Yeah Rust so far has mostly not exposed linkage goop at the source level, mostly opting to infer ‘hopefully what you intended’ as much as possible. This works most of the time but as this issue shows clearly not all the time! I don’t think it’d really help though because we don’t actually want to tag the standard library as a bunch of hidden symbols. Rather we want libstd.so to have a bunch of exports and libstd.rlib to sometimes have hidden symbols and sometimes not!

That being said, I think there’s a clear amount of inference rustc could be doing here, given the proper tools in the linker and such.
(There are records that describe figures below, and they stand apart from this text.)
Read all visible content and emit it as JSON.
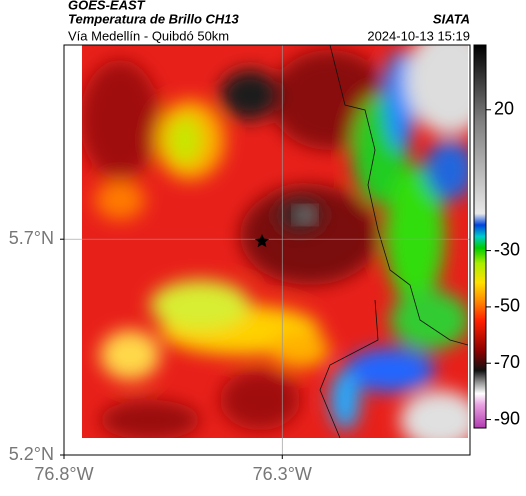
{
  "header": {
    "title": "GOES-EAST",
    "subtitle": "Temperatura de Brillo CH13",
    "route": "Vía Medellín - Quibdó 50km",
    "source": "SIATA",
    "timestamp": "2024-10-13 15:19"
  },
  "map": {
    "xlim": [
      -76.8,
      -75.87
    ],
    "ylim": [
      5.2,
      6.15
    ],
    "xticks": [
      {
        "value": -76.8,
        "label": "76.8°W"
      },
      {
        "value": -76.3,
        "label": "76.3°W"
      }
    ],
    "yticks": [
      {
        "value": 5.2,
        "label": "5.2°N"
      },
      {
        "value": 5.7,
        "label": "5.7°N"
      }
    ],
    "grid": true
  },
  "colorbar": {
    "lim": [
      -93,
      43
    ],
    "ticks": [
      20,
      -30,
      -50,
      -70,
      -90
    ]
  }
}
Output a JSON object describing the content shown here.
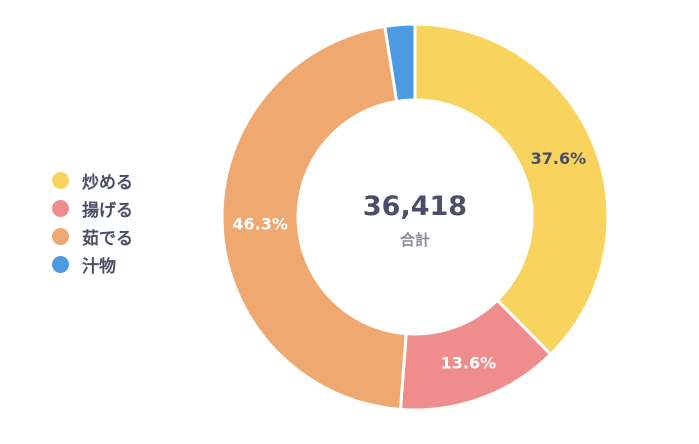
{
  "chart_data": {
    "type": "pie",
    "donut": true,
    "legend_position": "left",
    "total_value": "36,418",
    "total_label": "合計",
    "series": [
      {
        "name": "炒める",
        "value": 37.6,
        "label": "37.6%",
        "color": "#F8D35E"
      },
      {
        "name": "揚げる",
        "value": 13.6,
        "label": "13.6%",
        "color": "#EF8D8C"
      },
      {
        "name": "茹でる",
        "value": 46.3,
        "label": "46.3%",
        "color": "#F0A871"
      },
      {
        "name": "汁物",
        "value": 2.5,
        "label": "",
        "color": "#4C9BE2"
      }
    ]
  }
}
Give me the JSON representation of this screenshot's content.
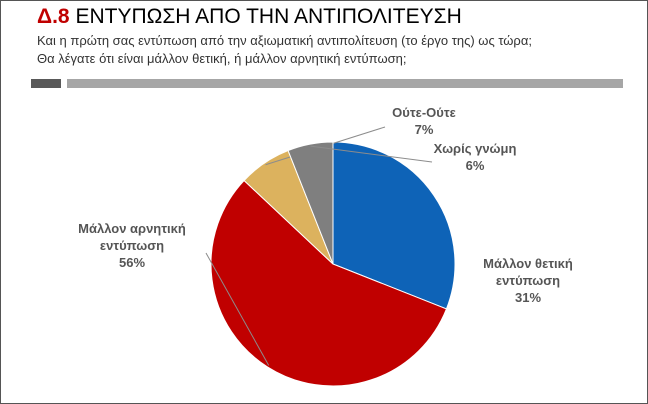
{
  "header": {
    "code": "Δ.8",
    "title": "ΕΝΤΥΠΩΣΗ ΑΠΟ ΤΗΝ ΑΝΤΙΠΟΛΙΤΕΥΣΗ",
    "question_line1": "Και η πρώτη σας εντύπωση από την αξιωματική αντιπολίτευση (το έργο της) ως τώρα;",
    "question_line2": "Θα λέγατε ότι είναι μάλλον θετική, ή μάλλον αρνητική εντύπωση;"
  },
  "chart_data": {
    "type": "pie",
    "start_angle_deg": 0,
    "direction": "clockwise",
    "slices": [
      {
        "key": "positive",
        "label_lines": [
          "Μάλλον θετική",
          "εντύπωση"
        ],
        "value": 31,
        "pct_label": "31%",
        "color": "#0e63b7"
      },
      {
        "key": "negative",
        "label_lines": [
          "Μάλλον αρνητική",
          "εντύπωση"
        ],
        "value": 56,
        "pct_label": "56%",
        "color": "#c00000"
      },
      {
        "key": "neither",
        "label_lines": [
          "Ούτε-Ούτε"
        ],
        "value": 7,
        "pct_label": "7%",
        "color": "#dcb25e"
      },
      {
        "key": "no-opinion",
        "label_lines": [
          "Χωρίς γνώμη"
        ],
        "value": 6,
        "pct_label": "6%",
        "color": "#7f7f7f"
      }
    ]
  }
}
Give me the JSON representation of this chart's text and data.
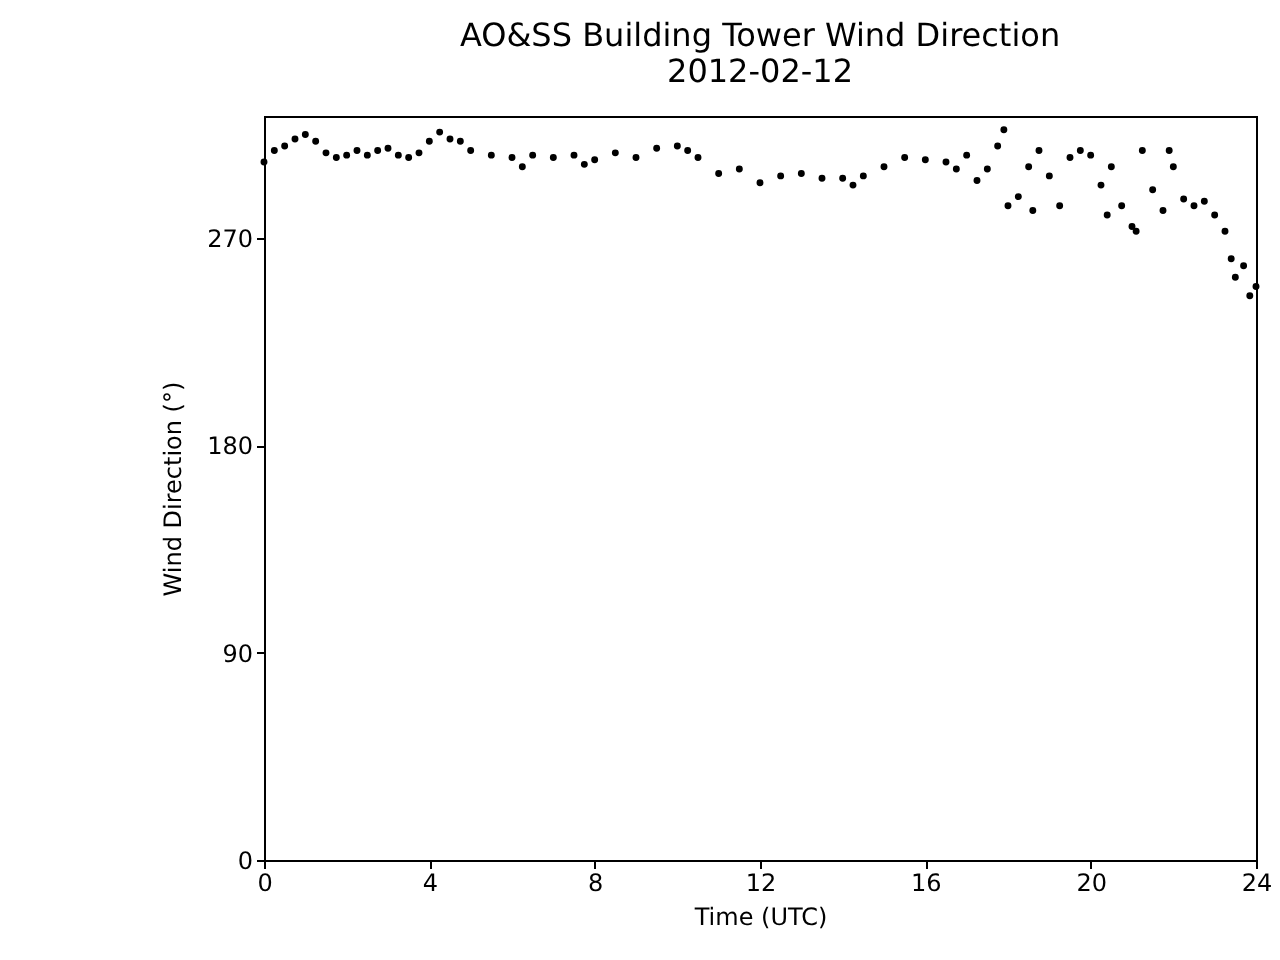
{
  "chart_data": {
    "type": "scatter",
    "title": "AO&SS Building Tower Wind Direction",
    "subtitle": "2012-02-12",
    "xlabel": "Time (UTC)",
    "ylabel": "Wind Direction (°)",
    "xlim": [
      0,
      24
    ],
    "xticks": [
      0,
      4,
      8,
      12,
      16,
      20,
      24
    ],
    "ylim": [
      0,
      323
    ],
    "yticks": [
      0,
      90,
      180,
      270
    ],
    "grid": false,
    "marker": "circle",
    "x": [
      0,
      0.25,
      0.5,
      0.75,
      1,
      1.25,
      1.5,
      1.75,
      2,
      2.25,
      2.5,
      2.75,
      3,
      3.25,
      3.5,
      3.75,
      4,
      4.25,
      4.5,
      4.75,
      5,
      5.5,
      6,
      6.25,
      6.5,
      7,
      7.5,
      7.75,
      8,
      8.5,
      9,
      9.5,
      10,
      10.25,
      10.5,
      11,
      11.5,
      12,
      12.5,
      13,
      13.5,
      14,
      14.25,
      14.5,
      15,
      15.5,
      16,
      16.5,
      16.75,
      17,
      17.25,
      17.5,
      17.75,
      17.9,
      18,
      18.25,
      18.5,
      18.6,
      18.75,
      19,
      19.25,
      19.5,
      19.75,
      20,
      20.25,
      20.4,
      20.5,
      20.75,
      21,
      21.1,
      21.25,
      21.5,
      21.75,
      21.9,
      22,
      22.25,
      22.5,
      22.75,
      23,
      23.25,
      23.4,
      23.5,
      23.7,
      23.85,
      24
    ],
    "series": [
      {
        "color": "#000000",
        "values": [
          303,
          308,
          310,
          313,
          315,
          312,
          307,
          305,
          306,
          308,
          306,
          308,
          309,
          306,
          305,
          307,
          312,
          316,
          313,
          312,
          308,
          306,
          305,
          301,
          306,
          305,
          306,
          302,
          304,
          307,
          305,
          309,
          310,
          308,
          305,
          298,
          300,
          294,
          297,
          298,
          296,
          296,
          293,
          297,
          301,
          305,
          304,
          303,
          300,
          306,
          295,
          300,
          310,
          317,
          284,
          288,
          301,
          282,
          308,
          297,
          284,
          305,
          308,
          306,
          293,
          280,
          301,
          284,
          275,
          273,
          308,
          291,
          282,
          308,
          301,
          287,
          284,
          286,
          280,
          273,
          261,
          253,
          258,
          245,
          249
        ]
      }
    ]
  }
}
For example:

  • non-pub symbols (generally) should be “internal” in the sense that they’re not exported at all, this is the rough equivalent of static linkage in C
  • pub Rust-based symbols should be one of two linkages. When compiled to a dylib they need to be fully exported, but everywhere else they need to be hidden visibility. Currently they’re fully exported everywhere but conveniently gc’d for executables and manually hidden with cdylib crate types.
  • #[no_mangle] pub extern Rust-based symbols probably want to always be exported no matter what. You’d have to manually hide them from libxul.so if you wanted them not exported, but for cdylib crate types and in general transforming a staticlib to a dynamic library they need to be exported!
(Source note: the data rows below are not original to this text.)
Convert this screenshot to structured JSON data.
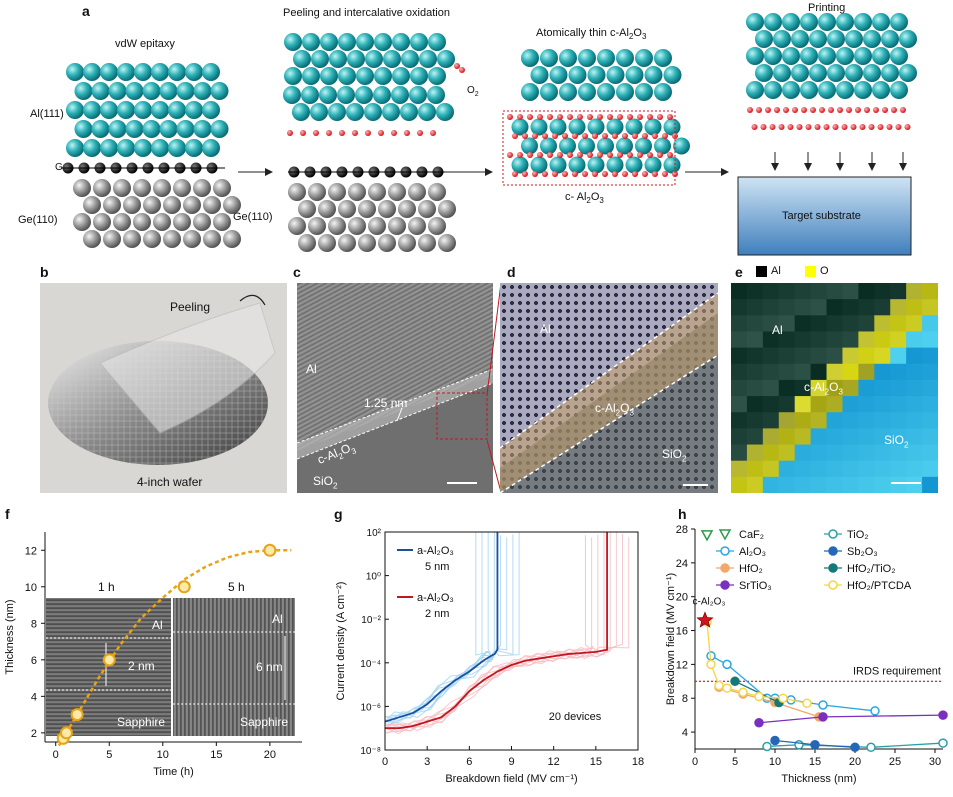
{
  "figure": {
    "panel_a": {
      "label": "a",
      "stage1_title": "vdW epitaxy",
      "stage2_title": "Peeling and intercalative oxidation",
      "stage3_title": "Atomically thin c-Al2O3",
      "stage4_title": "Printing",
      "al111": "Al(111)",
      "gr": "Gr",
      "ge110_left": "Ge(110)",
      "ge110_mid": "Ge(110)",
      "o2": "O2",
      "c_al2o3": "c- Al2O3",
      "target_substrate": "Target substrate"
    },
    "panel_b": {
      "label": "b",
      "peeling": "Peeling",
      "wafer": "4-inch wafer"
    },
    "panel_c": {
      "label": "c",
      "al": "Al",
      "spacing": "1.25 nm",
      "c_al2o3": "c-Al2O3",
      "sio2": "SiO2"
    },
    "panel_d": {
      "label": "d",
      "al": "Al",
      "c_al2o3": "c-Al2O3",
      "sio2": "SiO2"
    },
    "panel_e": {
      "label": "e",
      "legend_al": "Al",
      "legend_o": "O",
      "al": "Al",
      "c_al2o3": "c-Al2O3",
      "sio2": "SiO2"
    },
    "panel_f": {
      "label": "f",
      "inset_left_time": "1 h",
      "inset_right_time": "5 h",
      "inset_left_al": "Al",
      "inset_right_al": "Al",
      "inset_left_thickness": "2 nm",
      "inset_right_thickness": "6 nm",
      "inset_left_sub": "Sapphire",
      "inset_right_sub": "Sapphire"
    },
    "panel_g": {
      "label": "g",
      "annotation": "20 devices"
    },
    "panel_h": {
      "label": "h",
      "irds": "IRDS requirement",
      "star_label": "c-Al2O3"
    }
  },
  "chart_data": [
    {
      "panel": "f",
      "type": "scatter",
      "xlabel": "Time (h)",
      "ylabel": "Thickness (nm)",
      "xlim": [
        -1,
        23
      ],
      "ylim": [
        1.5,
        13
      ],
      "xticks": [
        0,
        5,
        10,
        15,
        20
      ],
      "yticks": [
        2,
        4,
        6,
        8,
        10,
        12
      ],
      "points": {
        "x": [
          0.7,
          1,
          2,
          5,
          12,
          20
        ],
        "y": [
          1.7,
          2,
          3,
          6,
          10,
          12
        ]
      },
      "fit_curve": {
        "x": [
          0.3,
          1,
          2,
          3,
          4,
          5,
          6,
          8,
          10,
          12,
          14,
          16,
          18,
          20,
          22
        ],
        "y": [
          1.3,
          2.0,
          3.0,
          4.0,
          5.0,
          5.9,
          6.8,
          8.3,
          9.4,
          10.4,
          11.1,
          11.6,
          11.9,
          12.0,
          12.0
        ]
      },
      "color": "#e8a317"
    },
    {
      "panel": "g",
      "type": "line",
      "xlabel": "Breakdown field (MV cm⁻¹)",
      "ylabel": "Current density (A cm⁻²)",
      "xlim": [
        0,
        18
      ],
      "ylim_log10": [
        -8,
        2
      ],
      "yscale": "log",
      "xticks": [
        0,
        3,
        6,
        9,
        12,
        15,
        18
      ],
      "ytick_labels": [
        "10⁻⁸",
        "10⁻⁶",
        "10⁻⁴",
        "10⁻²",
        "10⁰",
        "10²"
      ],
      "legend_position": "top-left",
      "series": [
        {
          "name": "a-Al2O3 5 nm",
          "color": "#1a4fa0",
          "x": [
            0,
            1,
            2,
            3,
            4,
            5,
            6,
            7,
            7.5,
            7.8,
            8.0,
            8.0
          ],
          "y_log10": [
            -6.7,
            -6.5,
            -6.3,
            -5.9,
            -5.3,
            -4.8,
            -4.4,
            -3.9,
            -3.7,
            -3.6,
            -3.4,
            2
          ]
        },
        {
          "name": "a-Al2O3 2 nm",
          "color": "#c0171f",
          "x": [
            0,
            1,
            2,
            3,
            4,
            5,
            6,
            7,
            8,
            9,
            10,
            11,
            12,
            13,
            14,
            15,
            15.8,
            15.8
          ],
          "y_log10": [
            -7.0,
            -7.0,
            -6.9,
            -6.7,
            -6.5,
            -6.0,
            -5.3,
            -4.8,
            -4.4,
            -4.1,
            -3.9,
            -3.8,
            -3.7,
            -3.6,
            -3.55,
            -3.5,
            -3.4,
            2
          ]
        }
      ]
    },
    {
      "panel": "h",
      "type": "scatter",
      "xlabel": "Thickness (nm)",
      "ylabel": "Breakdown field (MV cm⁻¹)",
      "xlim": [
        0,
        31
      ],
      "ylim": [
        2,
        28
      ],
      "xticks": [
        0,
        5,
        10,
        15,
        20,
        25,
        30
      ],
      "yticks": [
        4,
        8,
        12,
        16,
        20,
        24,
        28
      ],
      "irds_requirement": 10,
      "legend_position": "top-right",
      "series": [
        {
          "name": "CaF2",
          "color": "#2e9b46",
          "marker": "triangle-down",
          "x": [
            1.5
          ],
          "y": [
            27.3
          ]
        },
        {
          "name": "Al2O3",
          "color": "#29a7e0",
          "marker": "circle",
          "x": [
            2,
            4,
            9,
            10,
            12,
            16,
            22.5
          ],
          "y": [
            13,
            12,
            8,
            8,
            7.8,
            7.2,
            6.5
          ]
        },
        {
          "name": "HfO2",
          "color": "#f2a86a",
          "marker": "circle",
          "x": [
            3,
            6,
            10,
            15.5
          ],
          "y": [
            9.3,
            8.5,
            7.5,
            5.8
          ]
        },
        {
          "name": "SrTiO3",
          "color": "#7b2fbf",
          "marker": "circle",
          "x": [
            8,
            16,
            31
          ],
          "y": [
            5.1,
            5.8,
            6
          ]
        },
        {
          "name": "TiO2",
          "color": "#2aa0a6",
          "marker": "circle",
          "x": [
            9,
            13,
            22,
            31
          ],
          "y": [
            2.3,
            2.5,
            2.2,
            2.7
          ]
        },
        {
          "name": "Sb2O3",
          "color": "#2466b8",
          "marker": "circle",
          "x": [
            10,
            15,
            20
          ],
          "y": [
            3,
            2.5,
            2.2
          ]
        },
        {
          "name": "HfO2/TiO2",
          "color": "#147a78",
          "marker": "circle",
          "x": [
            5,
            10.5
          ],
          "y": [
            10,
            7.5
          ]
        },
        {
          "name": "HfO2/PTCDA",
          "color": "#f5d547",
          "marker": "circle",
          "x": [
            1.5,
            2,
            3,
            4,
            6,
            8,
            11,
            14
          ],
          "y": [
            17,
            12,
            9.5,
            9.2,
            8.7,
            8.2,
            8,
            7.4
          ]
        },
        {
          "name": "c-Al2O3",
          "color": "#d3141c",
          "marker": "star",
          "x": [
            1.25
          ],
          "y": [
            17.2
          ]
        }
      ]
    }
  ]
}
In that sense I think we need to solve one problem, which to put it crisply is to make “public Rust-only symbols” hidden linkage somtimes but not all the time. When we generate a staticlib they should have all hidden visibility (not exported from shared libraries by default) and when generating a dylib crate type they’re exported.

Unfortunately I don’t actually know how to do this :(. We achieve this property with cdylib by passing a whitelist of exported symbols, effectively making all the other symbols “hidden”. For staticlib outputs though we don’t control the linke so it’s not up to us what happens here.
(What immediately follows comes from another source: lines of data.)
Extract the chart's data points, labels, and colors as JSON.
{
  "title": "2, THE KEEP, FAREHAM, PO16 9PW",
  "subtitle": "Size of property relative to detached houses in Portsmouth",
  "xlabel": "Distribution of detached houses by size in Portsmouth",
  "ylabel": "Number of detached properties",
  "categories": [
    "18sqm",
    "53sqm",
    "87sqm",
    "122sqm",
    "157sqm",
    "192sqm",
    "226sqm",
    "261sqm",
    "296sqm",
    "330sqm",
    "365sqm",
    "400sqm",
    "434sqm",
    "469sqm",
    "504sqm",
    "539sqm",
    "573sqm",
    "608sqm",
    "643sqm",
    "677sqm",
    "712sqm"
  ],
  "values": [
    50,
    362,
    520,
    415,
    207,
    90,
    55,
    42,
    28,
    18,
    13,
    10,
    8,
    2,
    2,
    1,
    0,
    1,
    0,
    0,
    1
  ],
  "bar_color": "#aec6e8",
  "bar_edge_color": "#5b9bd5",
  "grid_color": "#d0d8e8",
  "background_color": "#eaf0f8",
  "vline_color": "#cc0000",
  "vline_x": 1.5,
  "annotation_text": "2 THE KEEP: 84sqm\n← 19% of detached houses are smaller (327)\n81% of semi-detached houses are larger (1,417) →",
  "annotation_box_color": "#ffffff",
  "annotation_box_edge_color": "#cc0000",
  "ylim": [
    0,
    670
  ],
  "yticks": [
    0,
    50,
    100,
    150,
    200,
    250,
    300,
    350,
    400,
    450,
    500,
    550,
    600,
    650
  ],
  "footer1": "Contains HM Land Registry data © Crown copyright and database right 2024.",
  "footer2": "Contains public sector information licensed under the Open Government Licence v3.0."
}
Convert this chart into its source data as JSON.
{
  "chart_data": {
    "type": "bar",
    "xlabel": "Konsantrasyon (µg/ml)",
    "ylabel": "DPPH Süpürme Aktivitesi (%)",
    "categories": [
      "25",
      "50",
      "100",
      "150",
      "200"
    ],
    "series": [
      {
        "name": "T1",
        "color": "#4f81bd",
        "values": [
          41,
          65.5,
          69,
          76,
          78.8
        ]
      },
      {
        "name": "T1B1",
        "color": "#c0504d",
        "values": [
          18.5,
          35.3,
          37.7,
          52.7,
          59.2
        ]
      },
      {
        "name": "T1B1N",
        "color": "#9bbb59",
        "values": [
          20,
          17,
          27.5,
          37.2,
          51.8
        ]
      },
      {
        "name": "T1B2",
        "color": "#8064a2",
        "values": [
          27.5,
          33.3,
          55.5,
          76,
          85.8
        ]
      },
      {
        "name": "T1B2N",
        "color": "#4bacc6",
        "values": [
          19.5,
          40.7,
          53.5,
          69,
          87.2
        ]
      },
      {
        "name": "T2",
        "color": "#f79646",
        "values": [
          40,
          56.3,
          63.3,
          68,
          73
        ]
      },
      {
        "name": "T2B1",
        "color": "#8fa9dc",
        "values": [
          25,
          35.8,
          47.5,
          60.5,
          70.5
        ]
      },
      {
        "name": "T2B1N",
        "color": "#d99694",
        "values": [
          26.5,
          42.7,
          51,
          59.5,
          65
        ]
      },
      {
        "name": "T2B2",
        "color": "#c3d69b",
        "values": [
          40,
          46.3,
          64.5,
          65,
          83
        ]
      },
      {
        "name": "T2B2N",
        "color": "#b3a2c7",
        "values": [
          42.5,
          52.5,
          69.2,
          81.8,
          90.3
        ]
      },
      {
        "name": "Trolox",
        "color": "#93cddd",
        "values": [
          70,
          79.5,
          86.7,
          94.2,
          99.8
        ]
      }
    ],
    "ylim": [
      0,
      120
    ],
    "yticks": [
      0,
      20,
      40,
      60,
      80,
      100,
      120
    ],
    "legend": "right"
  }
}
One thing that I remembered recently as well is that I believe this is a non-Windows problem. On Windows you have to opt-in to export a symbol from a shared library, and Rust never does that at the layer of object files (we pass explicit whitelists to the linker of what symbols to export) which means that everything is gc’d as you’d expect. As a result, the example of “taking a staticlib to a dynamic library” I believe works precisely as expected on Windows, which is to say that the unused parts of the standard library are gc’d appropriately.


#10

Measurements of xul.dll on 64-bit Windows show that LTO only wins by 400k vs. non-LTO, or ~0.6%. That’s still a pretty decent size difference, though I think it shows that your hypothesis is correct!


#11

Oh yeah I don’t mean to say that LTO doesn’t have size wins for sure! Size benefits on the order of 400k sound like what I would expect from LTO in terms of wins from actual optimizations and removal of various functions.


#12

MIR-only rlibs will someday solve this problem by not giving the linker anything to accidentally pull in.